2. La condition d'urgence à laquelle est subordonné le prononcé d'une mesure de suspension doit être regardée comme remplie lorsque la décision contestée préjudicie de manière suffisamment grave et immédiate à un intérêt public, à la situation du requérant ou aux intérêts qu'il entend défendre. Il appartient au juge des référés, saisi d'une demande tendant à la suspension d'une telle décision, d'apprécier concrètement, compte-tenu des justifications fournies par le requérant, si les effets de celle-ci sur la situation de ce dernier ou le cas échéant, des personnes concernées, sont de nature à caractériser une urgence justifiant que, sans attendre le jugement de la requête au fond, l'exécution de la décision soit suspendue.

3. M. A, agent contractuel travaillant pour le centre hospitalier Sud Francilien, a obtenu, par décision du 26 septembre 2024, le bénéfice d'un temps partiel à hauteur de 80% pour une durée d'un an à compter du 26 octobre 2024, dont il a demandé le renouvellement le 15 juillet 2025. Par une décision du 4 septembre 2025, le directeur du centre hospitalier Sud Francilien, a refusé de renouveler ce temps partiel et réintégré M. A à temps complet à compter du 26 octobre 2025.

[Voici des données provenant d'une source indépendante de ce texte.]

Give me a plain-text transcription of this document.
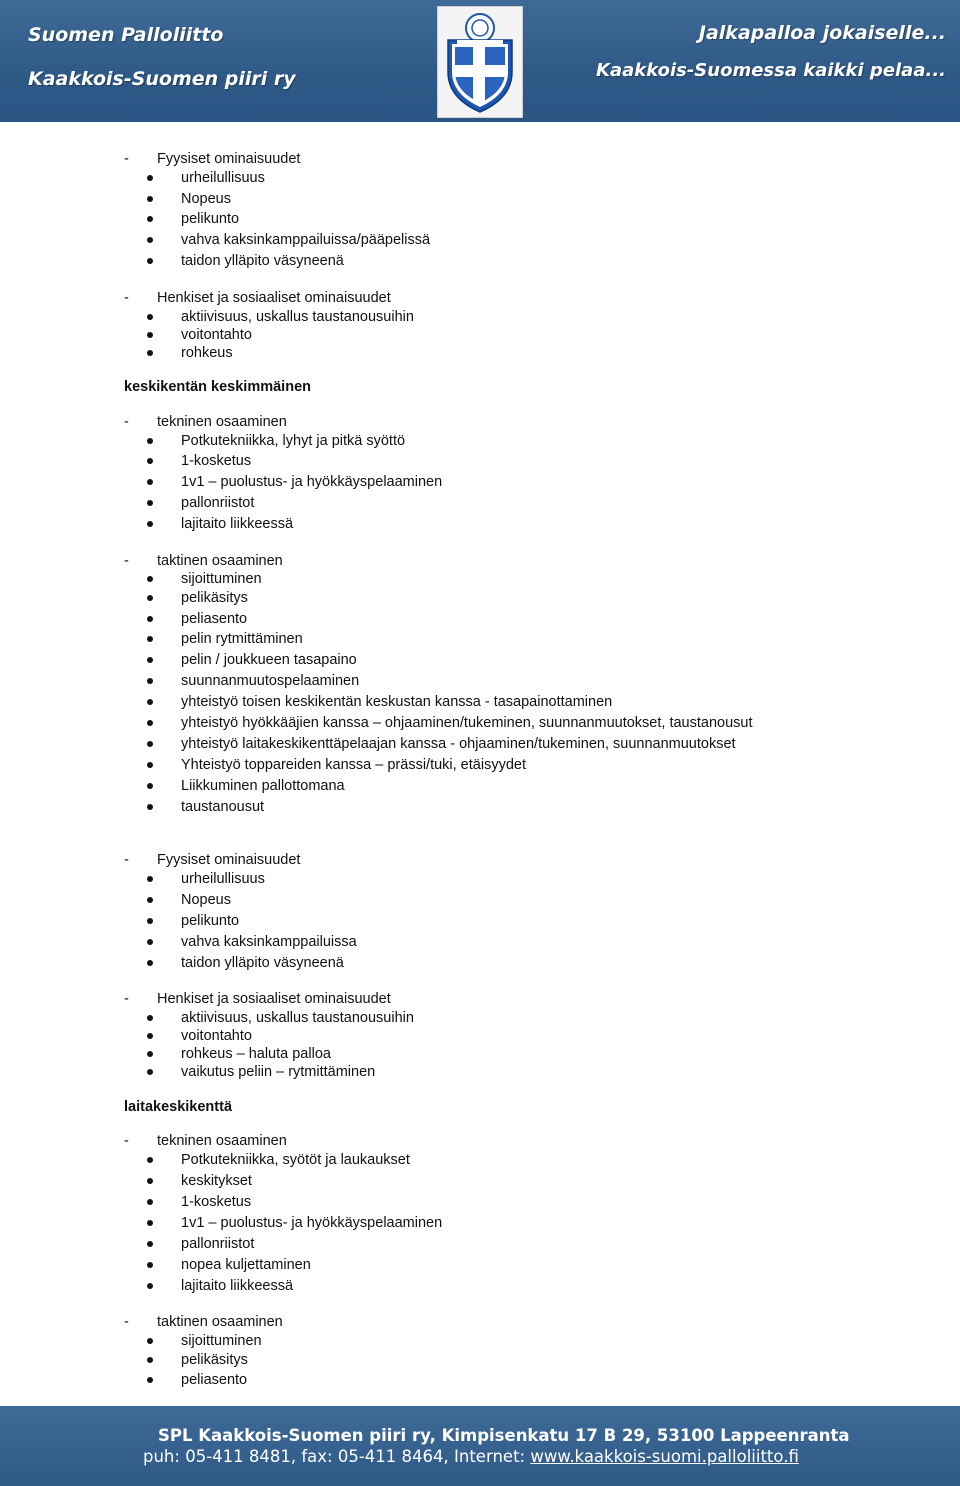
Suomen Palloliitto
Kaakkois-Suomen piiri ry
Jalkapalloa jokaiselle...
Kaakkois-Suomessa kaikki pelaa...
- Fyysiset ominaisuudet
urheilullisuus
Nopeus
pelikunto
vahva kaksinkamppailuissa/pääpelissä
taidon ylläpito väsyneenä
- Henkiset ja sosiaaliset ominaisuudet
aktiivisuus, uskallus taustanousuihin
voitontahto
rohkeus
keskikentän keskimmäinen
- tekninen osaaminen
Potkutekniikka, lyhyt ja pitkä syöttö
1-kosketus
1v1 – puolustus- ja hyökkäyspelaaminen
pallonriistot
lajitaito liikkeessä
- taktinen osaaminen
sijoittuminen
pelikäsitys
peliasento
pelin rytmittäminen
pelin / joukkueen tasapaino
suunnanmuutospelaaminen
yhteistyö toisen keskikentän keskustan kanssa - tasapainottaminen
yhteistyö hyökkääjien kanssa – ohjaaminen/tukeminen, suunnanmuutokset, taustanousut
yhteistyö laitakeskikenttäpelaajan kanssa - ohjaaminen/tukeminen, suunnanmuutokset
Yhteistyö toppareiden kanssa – prässi/tuki, etäisyydet
Liikkuminen pallottomana
taustanousut
- Fyysiset ominaisuudet
urheilullisuus
Nopeus
pelikunto
vahva kaksinkamppailuissa
taidon ylläpito väsyneenä
- Henkiset ja sosiaaliset ominaisuudet
aktiivisuus, uskallus taustanousuihin
voitontahto
rohkeus – haluta palloa
vaikutus peliin – rytmittäminen
laitakeskikenttä
- tekninen osaaminen
Potkutekniikka, syötöt ja laukaukset
keskitykset
1-kosketus
1v1 – puolustus- ja hyökkäyspelaaminen
pallonriistot
nopea kuljettaminen
lajitaito liikkeessä
- taktinen osaaminen
sijoittuminen
pelikäsitys
peliasento
SPL Kaakkois-Suomen piiri ry, Kimpisenkatu 17 B 29, 53100 Lappeenranta
puh: 05-411 8481, fax: 05-411 8464, Internet: www.kaakkois-suomi.palloliitto.fi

4. Pour justifier de l'urgence à suspendre cette décision, M. A se borne à faire valoir qu'il risque d'être licencié pour absences injustifiées s'il se refusait à se conformer à la décision attaquée, sans apporter aucun élément, ni même soutenir qu'il serait dans l'incapacité, pour un motif légitime, de reprendre l'exercice de son activité à temps plein. Dans ces conditions, et alors que le temps partiel sollicité par M. A n'est pas de plein droit mais n'est accordé que sous réserve des nécessités de service, l'intéressé ne justifie pas de ce que la décision en litige porte à sa situation une atteinte grave et immédiate ne nature à caractériser l'existence d'une situation d'urgence au sens de l'article L. 521-1 du code de justice administrative.

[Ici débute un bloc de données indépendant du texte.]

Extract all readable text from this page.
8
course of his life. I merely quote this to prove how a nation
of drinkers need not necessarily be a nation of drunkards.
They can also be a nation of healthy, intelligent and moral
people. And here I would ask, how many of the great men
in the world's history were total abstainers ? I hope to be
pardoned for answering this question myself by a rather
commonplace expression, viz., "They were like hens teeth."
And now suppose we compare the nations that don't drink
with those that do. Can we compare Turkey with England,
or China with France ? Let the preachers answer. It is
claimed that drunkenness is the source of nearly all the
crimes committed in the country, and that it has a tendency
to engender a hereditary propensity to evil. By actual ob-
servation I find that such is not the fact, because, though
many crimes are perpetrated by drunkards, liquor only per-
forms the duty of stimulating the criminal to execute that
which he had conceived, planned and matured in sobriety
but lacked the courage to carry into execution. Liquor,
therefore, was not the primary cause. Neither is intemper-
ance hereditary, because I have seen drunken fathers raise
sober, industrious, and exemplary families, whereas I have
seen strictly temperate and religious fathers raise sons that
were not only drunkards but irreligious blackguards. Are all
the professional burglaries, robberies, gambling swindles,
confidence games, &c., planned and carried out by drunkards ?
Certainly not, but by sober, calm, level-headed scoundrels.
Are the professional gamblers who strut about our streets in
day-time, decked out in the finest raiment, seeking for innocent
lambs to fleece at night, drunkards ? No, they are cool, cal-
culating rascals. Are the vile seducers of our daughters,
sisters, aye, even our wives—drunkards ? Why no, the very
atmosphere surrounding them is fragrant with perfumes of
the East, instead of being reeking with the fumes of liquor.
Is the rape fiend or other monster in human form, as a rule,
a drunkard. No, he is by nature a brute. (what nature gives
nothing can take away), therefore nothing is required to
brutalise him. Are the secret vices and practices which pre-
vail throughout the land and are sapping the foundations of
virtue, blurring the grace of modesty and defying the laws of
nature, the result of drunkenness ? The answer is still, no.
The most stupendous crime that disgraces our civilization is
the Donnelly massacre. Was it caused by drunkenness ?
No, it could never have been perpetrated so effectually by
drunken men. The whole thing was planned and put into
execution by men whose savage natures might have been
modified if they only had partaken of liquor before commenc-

5. Par suite, la requête doit être rejetée en toutes ses conclusions selon la procédure prévue à l'article L. 522-3 du code de justice administrative.

O R D O N N E :

Article 1er : La requête de M. A est rejetée.

Article 2 : La présente ordonnance sera notifiée à M. B A.

Fait à Versailles, le 25 septembre 2025.

Le juge des référés,

B. Maitre

La République mande et ordonne au ministre de la santé en ce qui le concerne ou à tous commissaires de justice à ce requis en ce qui concerne les voies de droit commun, contre les parties privées, de pourvoir à l'exécution de la présente décision.